Robot butler HERB gets improved object recognition
As most researchers who work with computer vision know, it can be troublesome to discover objects in its surroundings. Researchers at Carnegie Mellon University’s Robotics Institute introduced properties such as object’s location, size, shape and even whether it can be lifted in order to enable a robot to continually discover and refine its understanding of various objects.
Named the Lifelong Robotic Object Discovery (LROD), process developed by the research team enables a two-armed, mobile robot to combine information gathered by color video, a Kinect depth camera and non-visual information to discover more than 100 objects in laboratory equipped to look as a home. The recognition includes items such as computer monitors, plants and food.
CMU researchers used their Home-Exploring Robot Butler as a platform for LROD and devised HerbDisc algorithm which gradually refines its models of the objects and begins to focus its attention on those that are most relevant to the search.
Siddhartha Srinivasa, associate professor of robotics and head of the Personal Robotics Lab, who jointly supervised the research with Martial Hebert, professor of robotics. Alvaro Collet, a scientist at Microsoft who was a robotics Ph.D. student they co-advised, led the development of HerbDisc. A vcombination of expertise from these researchers led to right use of HERB’s abilities.
Discovering and understanding objects in places filled with hundreds or thousands of things will be a crucial capability once robots become more widely spread as assistants at our homes and workplaces.
Depth measurements from HERB’s Kinect sensors proved to be particularly important because they provide 3D data which defines shape of household items. Other domain knowledge available to HERB includes location – whether something is on a table, on the floor or in a cupboard. The robot can see whether a potential object moves on its own, or is moveable at all.

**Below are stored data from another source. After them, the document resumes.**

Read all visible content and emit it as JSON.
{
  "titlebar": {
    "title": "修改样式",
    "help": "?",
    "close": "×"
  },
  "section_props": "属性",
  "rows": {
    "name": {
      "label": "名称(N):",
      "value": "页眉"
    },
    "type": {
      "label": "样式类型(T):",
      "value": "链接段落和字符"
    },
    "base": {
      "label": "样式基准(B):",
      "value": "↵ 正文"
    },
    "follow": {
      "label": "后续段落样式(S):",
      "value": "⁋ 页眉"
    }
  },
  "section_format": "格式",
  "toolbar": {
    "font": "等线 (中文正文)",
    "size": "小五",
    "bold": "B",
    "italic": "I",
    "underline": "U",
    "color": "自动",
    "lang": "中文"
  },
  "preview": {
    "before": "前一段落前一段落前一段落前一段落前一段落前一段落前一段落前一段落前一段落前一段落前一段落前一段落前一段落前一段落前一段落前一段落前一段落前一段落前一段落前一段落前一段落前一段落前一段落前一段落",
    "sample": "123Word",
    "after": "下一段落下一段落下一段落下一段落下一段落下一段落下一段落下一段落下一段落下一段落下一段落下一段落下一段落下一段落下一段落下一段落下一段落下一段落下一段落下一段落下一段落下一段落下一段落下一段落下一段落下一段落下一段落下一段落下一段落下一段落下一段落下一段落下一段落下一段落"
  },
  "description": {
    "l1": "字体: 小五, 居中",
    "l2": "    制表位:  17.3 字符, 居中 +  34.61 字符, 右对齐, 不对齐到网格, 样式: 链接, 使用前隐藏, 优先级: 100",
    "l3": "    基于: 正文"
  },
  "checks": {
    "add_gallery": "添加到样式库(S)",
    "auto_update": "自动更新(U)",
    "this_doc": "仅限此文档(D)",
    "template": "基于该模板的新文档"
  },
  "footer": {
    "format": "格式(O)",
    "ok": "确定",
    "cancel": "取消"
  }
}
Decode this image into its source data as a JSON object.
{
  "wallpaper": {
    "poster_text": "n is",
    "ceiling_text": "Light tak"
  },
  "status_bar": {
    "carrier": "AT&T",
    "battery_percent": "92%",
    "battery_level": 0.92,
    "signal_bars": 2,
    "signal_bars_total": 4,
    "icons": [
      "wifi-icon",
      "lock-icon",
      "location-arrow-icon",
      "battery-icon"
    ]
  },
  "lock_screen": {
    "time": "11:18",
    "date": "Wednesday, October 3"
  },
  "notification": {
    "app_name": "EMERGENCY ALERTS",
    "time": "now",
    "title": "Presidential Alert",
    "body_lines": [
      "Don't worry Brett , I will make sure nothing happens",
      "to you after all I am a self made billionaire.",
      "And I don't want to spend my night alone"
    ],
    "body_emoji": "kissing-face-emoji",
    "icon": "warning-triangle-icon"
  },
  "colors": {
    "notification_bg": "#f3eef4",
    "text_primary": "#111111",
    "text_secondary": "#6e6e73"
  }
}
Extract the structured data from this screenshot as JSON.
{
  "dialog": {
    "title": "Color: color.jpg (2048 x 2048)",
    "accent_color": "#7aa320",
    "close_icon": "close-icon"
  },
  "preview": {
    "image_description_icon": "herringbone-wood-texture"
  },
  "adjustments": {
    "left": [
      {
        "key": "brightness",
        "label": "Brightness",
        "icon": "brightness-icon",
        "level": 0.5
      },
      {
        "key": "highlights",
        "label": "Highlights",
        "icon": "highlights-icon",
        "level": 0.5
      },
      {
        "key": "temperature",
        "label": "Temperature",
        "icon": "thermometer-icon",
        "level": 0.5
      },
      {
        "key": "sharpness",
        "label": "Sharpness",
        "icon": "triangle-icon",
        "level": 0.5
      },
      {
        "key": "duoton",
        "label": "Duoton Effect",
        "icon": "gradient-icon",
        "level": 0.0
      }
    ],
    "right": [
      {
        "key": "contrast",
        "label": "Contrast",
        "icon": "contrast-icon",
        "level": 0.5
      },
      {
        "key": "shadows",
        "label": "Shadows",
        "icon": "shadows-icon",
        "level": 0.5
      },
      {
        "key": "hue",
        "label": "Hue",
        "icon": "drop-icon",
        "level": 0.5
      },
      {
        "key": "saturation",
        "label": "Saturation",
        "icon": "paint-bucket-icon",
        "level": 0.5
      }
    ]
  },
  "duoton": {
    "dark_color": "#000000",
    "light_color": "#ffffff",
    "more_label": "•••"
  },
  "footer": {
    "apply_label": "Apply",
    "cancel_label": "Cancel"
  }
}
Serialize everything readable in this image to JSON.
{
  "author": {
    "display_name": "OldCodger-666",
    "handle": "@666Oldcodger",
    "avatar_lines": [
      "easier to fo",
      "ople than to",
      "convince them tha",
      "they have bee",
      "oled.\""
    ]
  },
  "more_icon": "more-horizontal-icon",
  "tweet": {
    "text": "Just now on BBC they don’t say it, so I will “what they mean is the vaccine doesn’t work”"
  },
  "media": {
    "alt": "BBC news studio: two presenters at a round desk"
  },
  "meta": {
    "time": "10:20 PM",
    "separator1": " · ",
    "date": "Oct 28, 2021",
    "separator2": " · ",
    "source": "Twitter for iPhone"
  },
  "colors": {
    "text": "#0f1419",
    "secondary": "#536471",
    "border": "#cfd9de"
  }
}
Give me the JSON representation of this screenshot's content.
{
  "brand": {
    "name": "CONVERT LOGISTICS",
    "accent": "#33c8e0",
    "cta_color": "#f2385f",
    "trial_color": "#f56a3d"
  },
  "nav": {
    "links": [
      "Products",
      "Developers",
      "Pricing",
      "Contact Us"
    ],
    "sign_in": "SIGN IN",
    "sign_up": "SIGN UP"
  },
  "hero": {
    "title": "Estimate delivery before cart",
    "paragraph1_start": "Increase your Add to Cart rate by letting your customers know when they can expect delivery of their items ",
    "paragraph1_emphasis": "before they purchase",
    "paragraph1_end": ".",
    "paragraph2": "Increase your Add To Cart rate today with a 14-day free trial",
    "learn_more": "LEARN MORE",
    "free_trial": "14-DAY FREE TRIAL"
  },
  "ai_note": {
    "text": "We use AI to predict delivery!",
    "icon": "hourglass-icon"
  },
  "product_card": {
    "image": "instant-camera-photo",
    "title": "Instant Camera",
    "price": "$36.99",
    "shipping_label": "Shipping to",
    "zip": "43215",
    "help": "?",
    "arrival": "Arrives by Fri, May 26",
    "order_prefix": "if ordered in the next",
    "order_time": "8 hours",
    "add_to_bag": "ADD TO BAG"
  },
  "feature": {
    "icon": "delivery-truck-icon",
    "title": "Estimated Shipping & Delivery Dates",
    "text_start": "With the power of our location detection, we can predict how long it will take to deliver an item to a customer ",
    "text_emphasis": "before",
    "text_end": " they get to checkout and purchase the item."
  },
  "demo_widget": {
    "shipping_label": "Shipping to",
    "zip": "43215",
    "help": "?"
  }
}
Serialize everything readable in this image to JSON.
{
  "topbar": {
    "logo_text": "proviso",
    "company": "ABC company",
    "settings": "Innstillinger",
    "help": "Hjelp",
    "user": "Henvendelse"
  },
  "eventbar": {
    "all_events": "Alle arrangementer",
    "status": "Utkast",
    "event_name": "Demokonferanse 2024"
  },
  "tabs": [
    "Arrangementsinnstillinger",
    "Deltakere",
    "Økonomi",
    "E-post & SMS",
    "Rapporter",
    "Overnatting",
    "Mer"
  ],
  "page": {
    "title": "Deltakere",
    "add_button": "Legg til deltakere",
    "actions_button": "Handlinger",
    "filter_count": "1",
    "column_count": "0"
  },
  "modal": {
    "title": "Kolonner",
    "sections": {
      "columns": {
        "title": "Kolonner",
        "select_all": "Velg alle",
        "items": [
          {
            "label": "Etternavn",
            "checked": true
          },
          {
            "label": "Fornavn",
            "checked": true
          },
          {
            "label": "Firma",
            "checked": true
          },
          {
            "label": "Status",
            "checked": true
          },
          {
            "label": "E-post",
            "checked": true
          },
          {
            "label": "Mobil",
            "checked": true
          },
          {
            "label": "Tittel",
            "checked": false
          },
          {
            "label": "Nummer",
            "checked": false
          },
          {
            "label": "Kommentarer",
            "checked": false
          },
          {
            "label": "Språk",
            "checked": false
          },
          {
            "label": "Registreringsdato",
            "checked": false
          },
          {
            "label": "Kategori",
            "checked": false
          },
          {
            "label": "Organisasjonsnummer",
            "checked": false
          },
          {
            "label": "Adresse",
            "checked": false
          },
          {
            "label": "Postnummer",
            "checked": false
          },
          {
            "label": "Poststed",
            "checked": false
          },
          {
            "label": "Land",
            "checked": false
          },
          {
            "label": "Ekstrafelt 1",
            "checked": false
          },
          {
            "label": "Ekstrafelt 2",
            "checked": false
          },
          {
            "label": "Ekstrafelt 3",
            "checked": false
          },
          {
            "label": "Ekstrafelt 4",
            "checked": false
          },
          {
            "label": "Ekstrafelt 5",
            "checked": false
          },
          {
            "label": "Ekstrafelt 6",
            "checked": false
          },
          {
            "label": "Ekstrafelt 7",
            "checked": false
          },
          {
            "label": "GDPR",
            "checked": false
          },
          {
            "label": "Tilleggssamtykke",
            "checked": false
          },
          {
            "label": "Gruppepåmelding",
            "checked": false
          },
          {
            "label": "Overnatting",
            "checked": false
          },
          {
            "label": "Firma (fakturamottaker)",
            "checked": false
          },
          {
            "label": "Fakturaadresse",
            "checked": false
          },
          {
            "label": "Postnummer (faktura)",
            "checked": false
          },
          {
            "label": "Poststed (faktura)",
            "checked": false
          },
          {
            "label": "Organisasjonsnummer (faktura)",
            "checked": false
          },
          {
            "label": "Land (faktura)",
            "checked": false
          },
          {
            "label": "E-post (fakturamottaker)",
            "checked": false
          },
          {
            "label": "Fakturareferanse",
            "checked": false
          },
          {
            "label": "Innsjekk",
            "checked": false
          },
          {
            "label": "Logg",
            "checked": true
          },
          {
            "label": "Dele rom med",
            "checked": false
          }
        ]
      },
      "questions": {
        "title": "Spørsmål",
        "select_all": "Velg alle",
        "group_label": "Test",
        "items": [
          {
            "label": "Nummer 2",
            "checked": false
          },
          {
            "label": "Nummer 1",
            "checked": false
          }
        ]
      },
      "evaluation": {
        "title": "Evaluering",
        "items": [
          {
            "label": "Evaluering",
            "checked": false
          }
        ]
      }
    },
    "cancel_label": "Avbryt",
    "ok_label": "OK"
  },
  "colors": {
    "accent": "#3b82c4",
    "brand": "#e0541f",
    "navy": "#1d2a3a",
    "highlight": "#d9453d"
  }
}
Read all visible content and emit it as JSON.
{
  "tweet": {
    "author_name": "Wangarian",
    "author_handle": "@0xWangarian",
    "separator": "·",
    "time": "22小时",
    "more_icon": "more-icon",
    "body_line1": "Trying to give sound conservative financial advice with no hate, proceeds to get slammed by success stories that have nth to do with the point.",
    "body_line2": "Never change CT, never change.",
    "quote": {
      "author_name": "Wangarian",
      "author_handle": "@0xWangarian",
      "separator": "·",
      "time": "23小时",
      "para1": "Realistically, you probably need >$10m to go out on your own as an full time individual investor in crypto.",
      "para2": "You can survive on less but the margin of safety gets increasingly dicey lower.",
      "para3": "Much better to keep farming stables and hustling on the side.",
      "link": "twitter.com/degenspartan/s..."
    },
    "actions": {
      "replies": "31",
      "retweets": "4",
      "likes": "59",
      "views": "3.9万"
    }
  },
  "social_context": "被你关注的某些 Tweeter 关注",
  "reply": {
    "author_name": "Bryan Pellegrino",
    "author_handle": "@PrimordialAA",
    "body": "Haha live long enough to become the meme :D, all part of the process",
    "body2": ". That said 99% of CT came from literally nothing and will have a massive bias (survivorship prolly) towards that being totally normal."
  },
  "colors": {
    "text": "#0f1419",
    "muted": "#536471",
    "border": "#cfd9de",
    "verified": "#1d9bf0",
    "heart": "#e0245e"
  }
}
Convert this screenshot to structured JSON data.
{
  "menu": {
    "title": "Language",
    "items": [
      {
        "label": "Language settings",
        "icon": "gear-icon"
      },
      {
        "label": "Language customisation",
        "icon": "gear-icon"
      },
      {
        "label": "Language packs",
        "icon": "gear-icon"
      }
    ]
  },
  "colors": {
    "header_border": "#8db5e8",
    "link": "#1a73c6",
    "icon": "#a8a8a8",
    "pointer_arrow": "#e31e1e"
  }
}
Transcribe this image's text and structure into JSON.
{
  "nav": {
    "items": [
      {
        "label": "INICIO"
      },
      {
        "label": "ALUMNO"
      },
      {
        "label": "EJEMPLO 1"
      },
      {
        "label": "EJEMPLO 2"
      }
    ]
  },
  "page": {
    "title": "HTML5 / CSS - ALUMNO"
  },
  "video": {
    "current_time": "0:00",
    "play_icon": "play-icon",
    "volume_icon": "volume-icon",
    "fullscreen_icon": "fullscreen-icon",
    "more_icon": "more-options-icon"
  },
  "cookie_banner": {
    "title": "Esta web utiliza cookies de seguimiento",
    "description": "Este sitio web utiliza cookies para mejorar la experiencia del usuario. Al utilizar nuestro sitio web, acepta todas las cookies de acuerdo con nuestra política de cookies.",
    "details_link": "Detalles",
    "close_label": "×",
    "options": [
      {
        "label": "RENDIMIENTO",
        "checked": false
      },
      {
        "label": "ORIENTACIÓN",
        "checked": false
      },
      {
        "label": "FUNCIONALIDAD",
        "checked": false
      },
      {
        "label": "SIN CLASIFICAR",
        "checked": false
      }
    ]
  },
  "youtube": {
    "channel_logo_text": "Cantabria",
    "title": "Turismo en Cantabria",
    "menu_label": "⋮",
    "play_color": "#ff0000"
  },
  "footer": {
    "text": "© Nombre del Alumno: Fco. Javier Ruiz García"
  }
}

While our definition of an object isn’t related to the fact is it liftable, HERB’s definition of an object is oriented toward its function as an assistive device for people. The robot can note whether something is in a particular place at a particular time. And it can use its arms to see if it can lift the object – the ultimate test whether it is an object.
The CMU team found that adding domain knowledge to the video input almost tripled the number of objects HERB could discover and reduced computer processing time by a factor of 190.
Though not yet implemented, HERB and other robots could use the Internet to create an even richer understanding of objects. Earlier work by Srinivasa showed that robots can use crowdsourcing via Amazon Mechanical Turk to help understand objects. Likewise, a robot might access information sharing sites such as previously described RoboEarth to find the name of an object, as well as data related to properties of an object or to get images of parts of the object it can’t find.
For more information, you can read the paper: “Exploiting Domain Knowledge for Object Discovery” [3MB PDF].
Although I like the effort, it doesn’t appear to be precise enough.
I wonder why haven’t they used a technology which allows them more precise 3D scanning.